Technetium 99m sestamibi single-photon emission computed tomography (SPECT) (A), 18F-fluorodeoxyglucose positron emission tomography (B) and iodine-123 beta-methyl-iodophenylpentadecanoic acid SPECT (C) on the 244th day, 239th day, and 241st day of admission, respectively.

Discussion

To the best of our knowledge, this is the first case that burn-associated dilated cardiomyopathy was investigated using cardiac PET and SPECT. Although neither significant coronary stenosis, cardiac fibrosis, nor inflammatory-cell infiltration was found in coronary angiography and myocardial biopsy, reduced myocardial blood flow, decreased fatty acid metabolism, and increased glucose utilization were observed in this case. These findings have also been reported in some cases of idiopathic dilated cardiomyopathy 5, 6, 7 and may be caused by endothelial dysfunction and/or decreased angiogenesis [8]. Reduced myocardial blood flow and coronary endothelial dysfunction were also observed in animal models of burn injuries 9, 10. Therefore, relative myocardial ischemia due to microcirculatory disturbance in hypermetabolic state might have caused burn-associated dilated cardiomyopathy in this case.

LV systolic function was globally decreased although decreased myocardial blood flow and fatty acid metabolism and increased glucose utilization were localized to the lateral wall in this case. Such a discrepancy has also been observed in the past reports of idiopathic dilated cardiomyopathy 5, 6, 7. Histological analysis and cardiac magnetic resonance imaging, respectively, showed patchy and variable fibrosis and late gadolinium enhancement in the area with decrease in myocardial blood flow and glucose utilization in idiopathic dilated cardiomyopathy 7, 11. These findings suggest that the abnormal perfusion and metabolism in idiopathic dilated cardiomyopathy may reflect the process of cardiac damage. On the other hand, global myocardial blood flow is relatively more homogenous and local defect of myocardial blood flow is moderate in idiopathic dilated cardiomyopathy compared to ischemic heart disease [6], which can explain that regional abnormality of cardiac metabolism and myocardial blood flow is not associated with corresponding wall motion abnormality.

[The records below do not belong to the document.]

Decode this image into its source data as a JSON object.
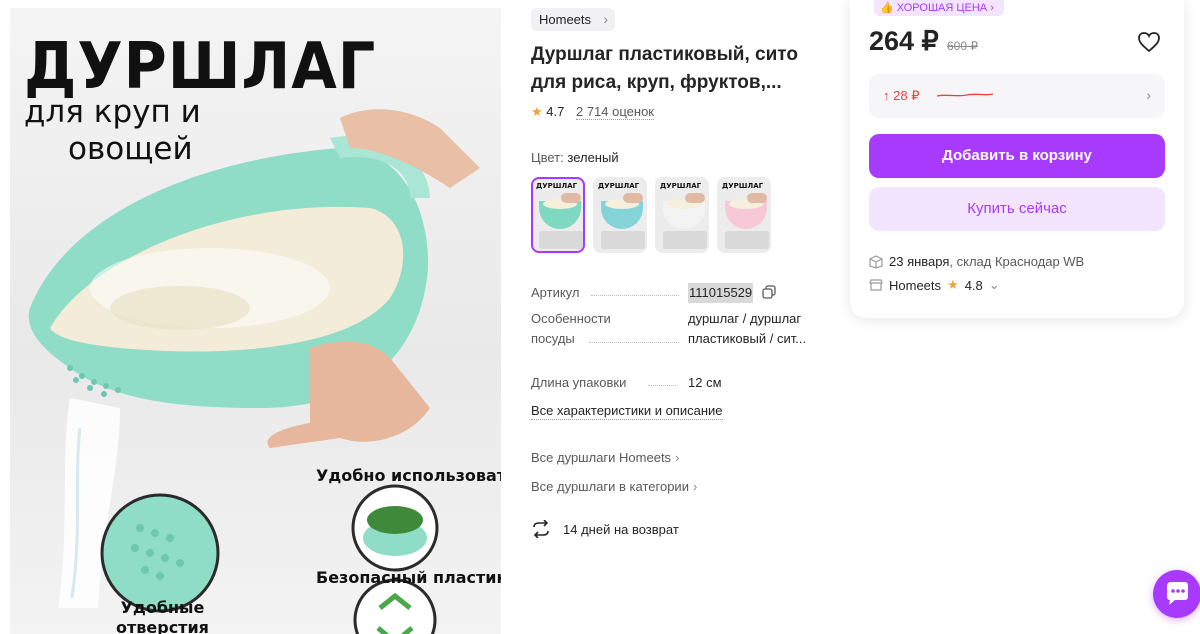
{
  "image": {
    "title": "ДУРШЛАГ",
    "subtitle_line1": "для круп и",
    "subtitle_line2": "овощей",
    "feature1": "Удобно использовать",
    "feature2": "Безопасный пластик",
    "feature3": "Удобные\nотверстия"
  },
  "product": {
    "brand": "Homeets",
    "title": "Дуршлаг пластиковый, сито для риса, круп, фруктов,...",
    "rating": "4.7",
    "reviews": "2 714 оценок",
    "color_label": "Цвет:",
    "color_value": "зеленый",
    "thumbs": [
      {
        "label": "ДУРШЛАГ",
        "color": "#7fd8c2",
        "active": true
      },
      {
        "label": "ДУРШЛАГ",
        "color": "#83d3d8",
        "active": false
      },
      {
        "label": "ДУРШЛАГ",
        "color": "#f3f3f3",
        "active": false
      },
      {
        "label": "ДУРШЛАГ",
        "color": "#f7c9d6",
        "active": false
      }
    ]
  },
  "specs": {
    "article_key": "Артикул",
    "article_val": "111015529",
    "features_key": "Особенности посуды",
    "features_val": "дуршлаг / дуршлаг пластиковый / сит...",
    "length_key": "Длина упаковки",
    "length_val": "12 см",
    "all_link": "Все характеристики и описание"
  },
  "links": {
    "brand_all": "Все дуршлаги Homeets",
    "category_all": "Все дуршлаги в категории",
    "returns": "14 дней на возврат"
  },
  "card": {
    "badge": "ХОРОШАЯ ЦЕНА",
    "price": "264 ₽",
    "old_price": "600 ₽",
    "price_change": "28 ₽",
    "add_to_cart": "Добавить в корзину",
    "buy_now": "Купить сейчас",
    "delivery_date": "23 января",
    "delivery_rest": ", склад Краснодар WB",
    "seller": "Homeets",
    "seller_rating": "4.8"
  },
  "colors": {
    "accent": "#a73afd",
    "accent_light": "#f3e5ff",
    "price_up": "#f03e3e",
    "star": "#f1a33a"
  }
}
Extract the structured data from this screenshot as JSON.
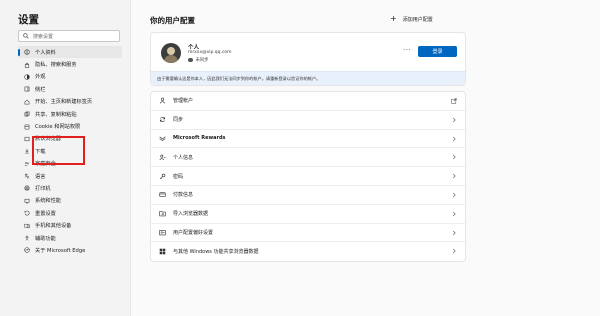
{
  "sidebar": {
    "title": "设置",
    "search_placeholder": "搜索设置",
    "items": [
      {
        "label": "个人资料",
        "icon": "profile-icon",
        "active": true
      },
      {
        "label": "隐私、搜索和服务",
        "icon": "lock-icon"
      },
      {
        "label": "外观",
        "icon": "appearance-icon"
      },
      {
        "label": "侧栏",
        "icon": "sidebar-icon"
      },
      {
        "label": "开始、主页和新建标签页",
        "icon": "home-icon"
      },
      {
        "label": "共享、复制和粘贴",
        "icon": "share-icon"
      },
      {
        "label": "Cookie 和网站权限",
        "icon": "cookie-icon"
      },
      {
        "label": "默认浏览器",
        "icon": "browser-icon"
      },
      {
        "label": "下载",
        "icon": "download-icon"
      },
      {
        "label": "家庭安全",
        "icon": "family-icon"
      },
      {
        "label": "语言",
        "icon": "language-icon"
      },
      {
        "label": "打印机",
        "icon": "printer-icon"
      },
      {
        "label": "系统和性能",
        "icon": "system-icon"
      },
      {
        "label": "重置设置",
        "icon": "reset-icon"
      },
      {
        "label": "手机和其他设备",
        "icon": "phone-icon"
      },
      {
        "label": "辅助功能",
        "icon": "accessibility-icon"
      },
      {
        "label": "关于 Microsoft Edge",
        "icon": "edge-icon"
      }
    ]
  },
  "main": {
    "title": "你的用户配置",
    "add_profile": "添加用户配置",
    "profile": {
      "name": "个人",
      "email": "mrxxx@vip.qq.com",
      "sync_status": "未同步",
      "more": "···",
      "signin_label": "登录"
    },
    "notice": "由于需要确认这是你本人，因此我们无法同步到你的帐户。请重新登录以验证你的帐户。",
    "rows": [
      {
        "label": "管理帐户",
        "icon": "person-icon",
        "trail": "external-link-icon"
      },
      {
        "label": "同步",
        "icon": "sync-icon",
        "trail": "chevron-right-icon"
      },
      {
        "label": "Microsoft Rewards",
        "icon": "rewards-icon",
        "trail": "chevron-right-icon",
        "bold": true
      },
      {
        "label": "个人信息",
        "icon": "person-info-icon",
        "trail": "chevron-right-icon"
      },
      {
        "label": "密码",
        "icon": "key-icon",
        "trail": "chevron-right-icon"
      },
      {
        "label": "付款信息",
        "icon": "card-icon",
        "trail": "chevron-right-icon"
      },
      {
        "label": "导入浏览器数据",
        "icon": "import-icon",
        "trail": "chevron-right-icon"
      },
      {
        "label": "用户配置偏好设置",
        "icon": "preferences-icon",
        "trail": "chevron-right-icon"
      },
      {
        "label": "与其他 Windows 功能共享浏览器数据",
        "icon": "windows-icon",
        "trail": "chevron-right-icon"
      }
    ]
  },
  "colors": {
    "accent": "#0067c0",
    "highlight": "#e0201c",
    "notice_bg": "#e8f0fb"
  }
}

Several animal studies showed acute impairment of cardiac contraction as early as 2 h postburn, which gradually resolved at 48–72 h [12]. The early reversibility indicated that acute cardiac dysfunction occurred in burn injury. In contrast, dilated cardiomyopathy was delayed-onset (42–310 days after the onset of burn injury) 2, 3, 4 and required a year to recover in this case. Myocardial microvascular remodeling has been reported to occur in patients with idiopathic dilated cardiomyopathy [13] and to be induced by tumor necrosis factor-alpha [14], which is increased in patients with burn injury [15]. Therefore, an anatomical basis such as myocardial microvascular remodeling might explain the delayed-onset and slow recovery of dilated cardiomyopathy in burn injury.

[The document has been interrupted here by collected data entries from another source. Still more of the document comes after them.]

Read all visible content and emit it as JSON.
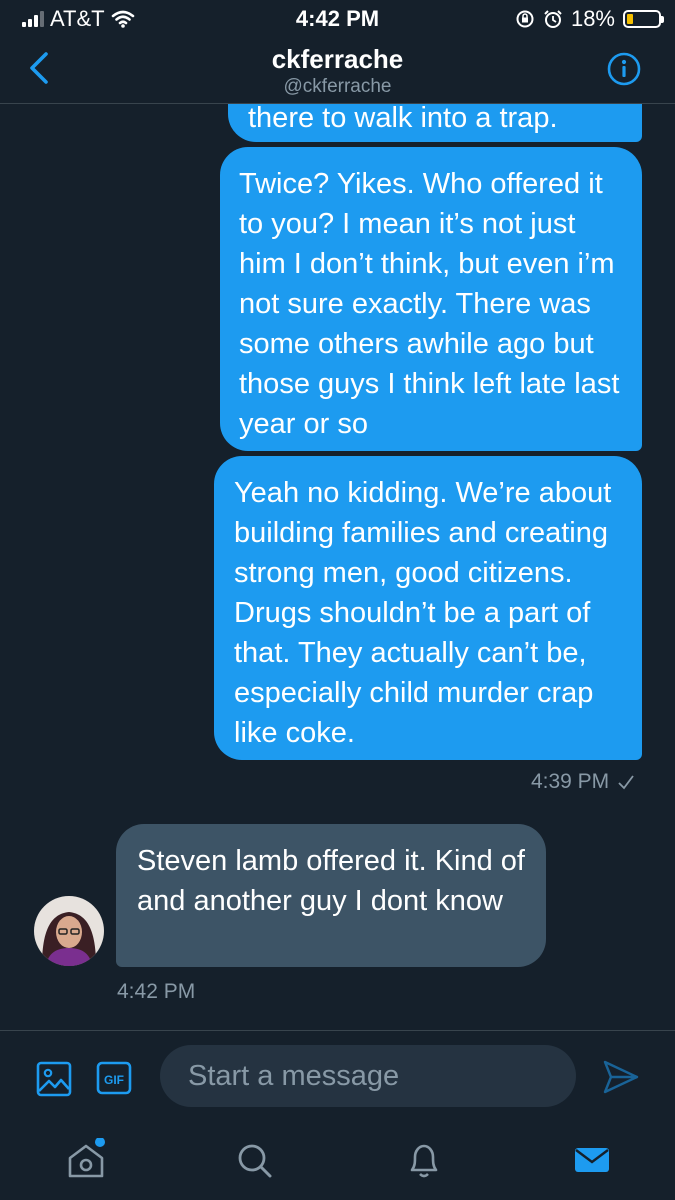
{
  "status_bar": {
    "carrier": "AT&T",
    "time": "4:42 PM",
    "battery_percent": "18%"
  },
  "header": {
    "title": "ckferrache",
    "handle": "@ckferrache"
  },
  "messages": [
    {
      "type": "sent",
      "text": "there to walk into a trap."
    },
    {
      "type": "sent",
      "text": "Twice? Yikes. Who offered it to you? I mean it’s not just him I don’t think, but even i’m not sure exactly. There was some others awhile ago but those guys I think left late last year or so"
    },
    {
      "type": "sent",
      "text": "Yeah no kidding. We’re about building families and creating strong men, good citizens. Drugs shouldn’t be a part of that. They actually can’t be, especially child murder crap like coke."
    },
    {
      "type": "received",
      "text": "Steven lamb offered it. Kind of and another guy I dont know"
    }
  ],
  "sent_timestamp": "4:39 PM",
  "read_receipt_icon": "checkmark-icon",
  "received_timestamp": "4:42 PM",
  "composer": {
    "placeholder": "Start a message",
    "gif_label": "GIF"
  },
  "tabs": [
    "home-icon",
    "search-icon",
    "notifications-icon",
    "messages-icon"
  ],
  "colors": {
    "accent": "#1d9bf0",
    "background": "#15202b",
    "received_bubble": "#3d5466",
    "secondary_text": "#8899a6"
  }
}
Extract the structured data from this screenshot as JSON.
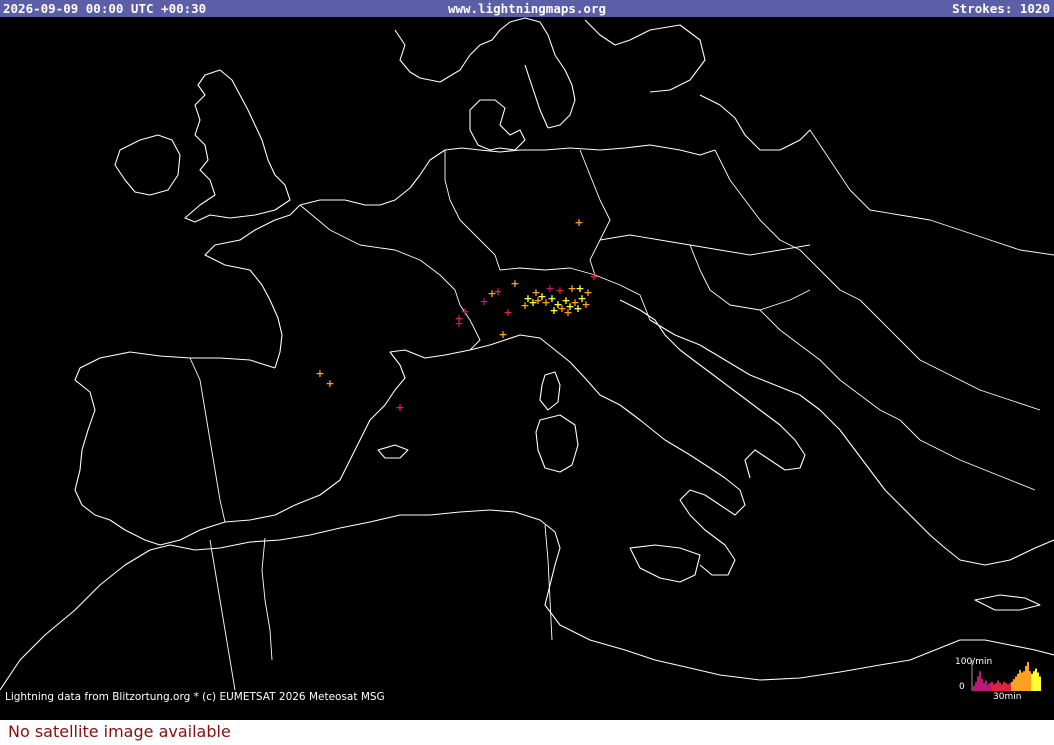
{
  "header": {
    "timestamp": "2026-09-09 00:00 UTC +00:30",
    "site": "www.lightningmaps.org",
    "strokes": "Strokes: 1020"
  },
  "credit": "Lightning data from Blitzortung.org  *  (c) EUMETSAT 2026 Meteosat MSG",
  "footer": "No satellite image available",
  "histogram": {
    "max_label": "100/min",
    "min_label": "0",
    "span_label": "30min",
    "rates_per_min": [
      8,
      14,
      22,
      30,
      18,
      12,
      16,
      10,
      12,
      14,
      10,
      12,
      16,
      12,
      10,
      14,
      12,
      10,
      12,
      14,
      18,
      22,
      26,
      32,
      28,
      30,
      38,
      44,
      30,
      26,
      30,
      34,
      28,
      22
    ],
    "colors": {
      "old": "#c0147a",
      "mid": "#e0203c",
      "recent": "#ffa020",
      "newest": "#ffff30"
    }
  },
  "strokes_legend": {
    "yellow": "#ffff30",
    "orange": "#ffa020",
    "red": "#e0203c",
    "magenta": "#c0147a"
  }
}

It was difficult to taper off intravenous inotropes in this patient without the administration of oral inotropic agents, which was probably related to the low SvO2 despite preserved cardiac index. Long-term treatment with beta blockers has been shown to ameliorate impaired regional myocardial blood flow in idiopathic dilated cardiomyopathy [16], and may attenuate hypermetabolic response induced by catecholamine surge in burn injury [17], and thus may also be effective for burn-associated dilated cardiomyopathy. Burn injury elicits high cardiac output [18] that probably compensates for the hypermetabolic state in burn injury [19]. Therefore, inotropic agents may be necessary to effectively support this hypermetabolic condition, and combination therapy with a beta blocker and inotropic agents should be considered in burn-associated dilated cardiomyopathy.

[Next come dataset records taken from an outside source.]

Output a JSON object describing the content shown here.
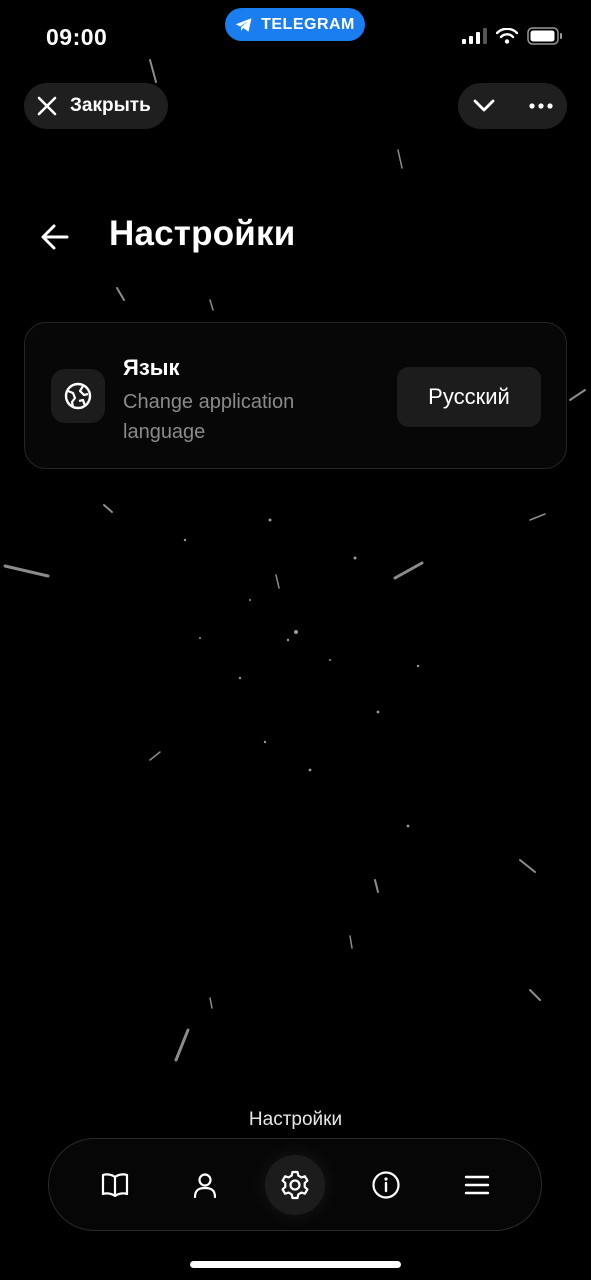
{
  "status_bar": {
    "time": "09:00",
    "pill_label": "TELEGRAM",
    "icons": [
      "signal-icon",
      "wifi-icon",
      "battery-icon"
    ]
  },
  "top_bar": {
    "close_label": "Закрыть",
    "icons": [
      "close-icon",
      "chevron-down-icon",
      "more-icon"
    ]
  },
  "header": {
    "title": "Настройки"
  },
  "language_setting": {
    "title": "Язык",
    "subtitle": "Change application language",
    "value": "Русский",
    "icon": "globe-icon"
  },
  "bottom_nav": {
    "active_label": "Настройки",
    "items": [
      {
        "icon": "book-icon",
        "active": false
      },
      {
        "icon": "profile-icon",
        "active": false
      },
      {
        "icon": "gear-icon",
        "active": true
      },
      {
        "icon": "info-icon",
        "active": false
      },
      {
        "icon": "menu-icon",
        "active": false
      }
    ]
  },
  "colors": {
    "background": "#000000",
    "telegram_accent": "#1a7df0",
    "secondary_text": "#8a8a8a",
    "surface": "#1c1c1c"
  }
}
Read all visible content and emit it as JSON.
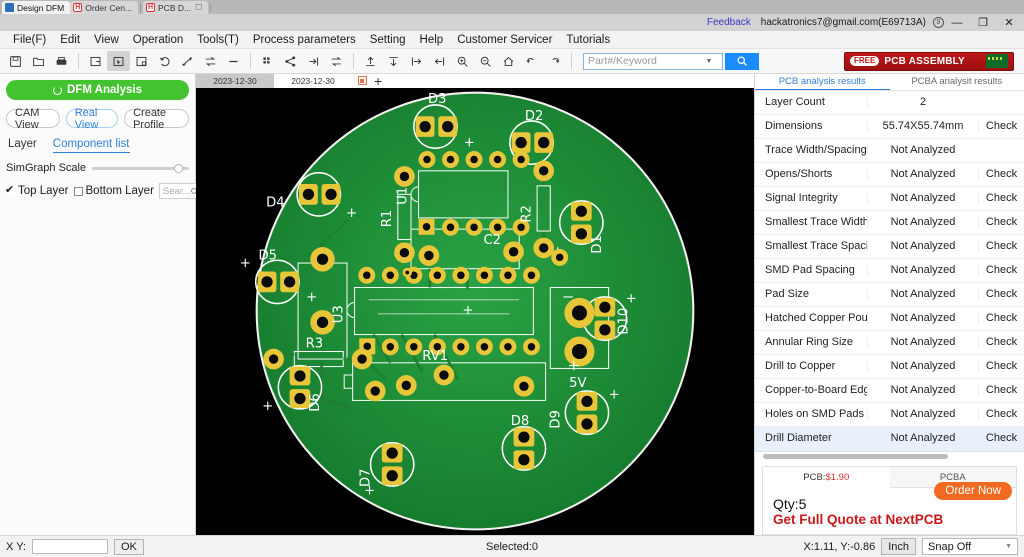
{
  "browser_tabs": [
    {
      "label": "Design DFM",
      "active": true,
      "icon": "app-icon"
    },
    {
      "label": "Order Cen...",
      "active": false,
      "icon": "h-icon"
    },
    {
      "label": "PCB D...",
      "active": false,
      "icon": "h-icon"
    }
  ],
  "titlebar": {
    "feedback": "Feedback",
    "account": "hackatronics7@gmail.com(E69713A)",
    "minimize": "—",
    "maximize": "❐",
    "close": "✕"
  },
  "menubar": {
    "items": [
      "File(F)",
      "Edit",
      "View",
      "Operation",
      "Tools(T)",
      "Process parameters",
      "Setting",
      "Help",
      "Customer Servicer",
      "Tutorials"
    ]
  },
  "toolbar": {
    "icons": [
      "save-icon",
      "open-folder-icon",
      "print-icon",
      "sep",
      "select-area-icon",
      "cursor-select-icon",
      "add-frame-icon",
      "rotate-icon",
      "measure-icon",
      "flip-icon",
      "line-icon",
      "sep",
      "panelize-icon",
      "share-icon",
      "import-icon",
      "export-icon",
      "sep",
      "align-top-icon",
      "align-bottom-icon",
      "align-left-icon",
      "align-right-icon",
      "zoom-in-icon",
      "zoom-out-icon",
      "home-icon",
      "undo-icon",
      "redo-icon"
    ],
    "search_placeholder": "Part#/Keyword",
    "search_value": "",
    "search_button": "search-icon",
    "banner": {
      "badge": "FREE",
      "text": "PCB ASSEMBLY"
    }
  },
  "left_panel": {
    "dfm_button": "DFM Analysis",
    "view_buttons": [
      {
        "label": "CAM View",
        "active": false
      },
      {
        "label": "Real View",
        "active": true
      },
      {
        "label": "Create Profile",
        "active": false
      }
    ],
    "tabs": [
      {
        "label": "Layer",
        "active": false
      },
      {
        "label": "Component list",
        "active": true
      }
    ],
    "scale_label": "SimGraph Scale",
    "layers": [
      {
        "label": "Top Layer",
        "checked": true
      },
      {
        "label": "Bottom Layer",
        "checked": false
      }
    ],
    "layer_search_placeholder": "Sear..."
  },
  "view_tabs": [
    {
      "label": "2023-12-30",
      "active": true
    },
    {
      "label": "2023-12-30",
      "active": false
    }
  ],
  "view_tab_controls": {
    "stop": "stop-icon",
    "add": "+"
  },
  "right_panel": {
    "tabs": [
      {
        "label": "PCB analysis results",
        "active": true
      },
      {
        "label": "PCBA analysit results",
        "active": false
      }
    ],
    "rows": [
      {
        "name": "Layer Count",
        "value": "2",
        "check": "",
        "highlight": false
      },
      {
        "name": "Dimensions",
        "value": "55.74X55.74mm",
        "check": "Check",
        "highlight": false
      },
      {
        "name": "Trace Width/Spacing",
        "value": "Not Analyzed",
        "check": "",
        "highlight": false
      },
      {
        "name": "Opens/Shorts",
        "value": "Not Analyzed",
        "check": "Check",
        "highlight": false
      },
      {
        "name": "Signal Integrity",
        "value": "Not Analyzed",
        "check": "Check",
        "highlight": false
      },
      {
        "name": "Smallest Trace Width",
        "value": "Not Analyzed",
        "check": "Check",
        "highlight": false
      },
      {
        "name": "Smallest Trace Spacing",
        "value": "Not Analyzed",
        "check": "Check",
        "highlight": false
      },
      {
        "name": "SMD Pad Spacing",
        "value": "Not Analyzed",
        "check": "Check",
        "highlight": false
      },
      {
        "name": "Pad Size",
        "value": "Not Analyzed",
        "check": "Check",
        "highlight": false
      },
      {
        "name": "Hatched Copper Pour",
        "value": "Not Analyzed",
        "check": "Check",
        "highlight": false
      },
      {
        "name": "Annular Ring Size",
        "value": "Not Analyzed",
        "check": "Check",
        "highlight": false
      },
      {
        "name": "Drill to Copper",
        "value": "Not Analyzed",
        "check": "Check",
        "highlight": false
      },
      {
        "name": "Copper-to-Board Edge",
        "value": "Not Analyzed",
        "check": "Check",
        "highlight": false
      },
      {
        "name": "Holes on SMD Pads",
        "value": "Not Analyzed",
        "check": "Check",
        "highlight": false
      },
      {
        "name": "Drill Diameter",
        "value": "Not Analyzed",
        "check": "Check",
        "highlight": true
      }
    ],
    "quote": {
      "tabs": [
        {
          "label": "PCB:",
          "price": "$1.90",
          "active": true
        },
        {
          "label": "PCBA",
          "price": "",
          "active": false
        }
      ],
      "qty": "Qty:5",
      "order_button": "Order Now",
      "full_quote": "Get Full Quote at NextPCB"
    }
  },
  "statusbar": {
    "xy_label": "X Y:",
    "xy_value": "",
    "ok_button": "OK",
    "selected": "Selected:0",
    "coords": "X:1.11, Y:-0.86",
    "unit": "Inch",
    "snap": "Snap Off"
  },
  "colors": {
    "accent_blue": "#2f80d8",
    "dfm_green": "#43c330",
    "banner_red": "#c01818",
    "order_orange": "#f26a21",
    "quote_red": "#c81818",
    "board_green": "#1f8a34",
    "pad_yellow": "#e8c63a",
    "silk_white": "#ffffff"
  },
  "pcb": {
    "silkscreen": [
      "D3",
      "D2",
      "D4",
      "D5",
      "D6",
      "D7",
      "D8",
      "D9",
      "D10",
      "D1",
      "R1",
      "R2",
      "R3",
      "U1",
      "U3",
      "C2",
      "RV1",
      "5V"
    ]
  }
}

In conclusion, this case suggests that burn-associated dilated cardiomyopathy may be caused by relative myocardial ischemia due to microvascular disturbance in the hypermetabolic state associated with burn injuries and can be treated effectively with beta blockers with or without oral inotropic agents.

Conflict of interest

The authors declare no conflict of interest.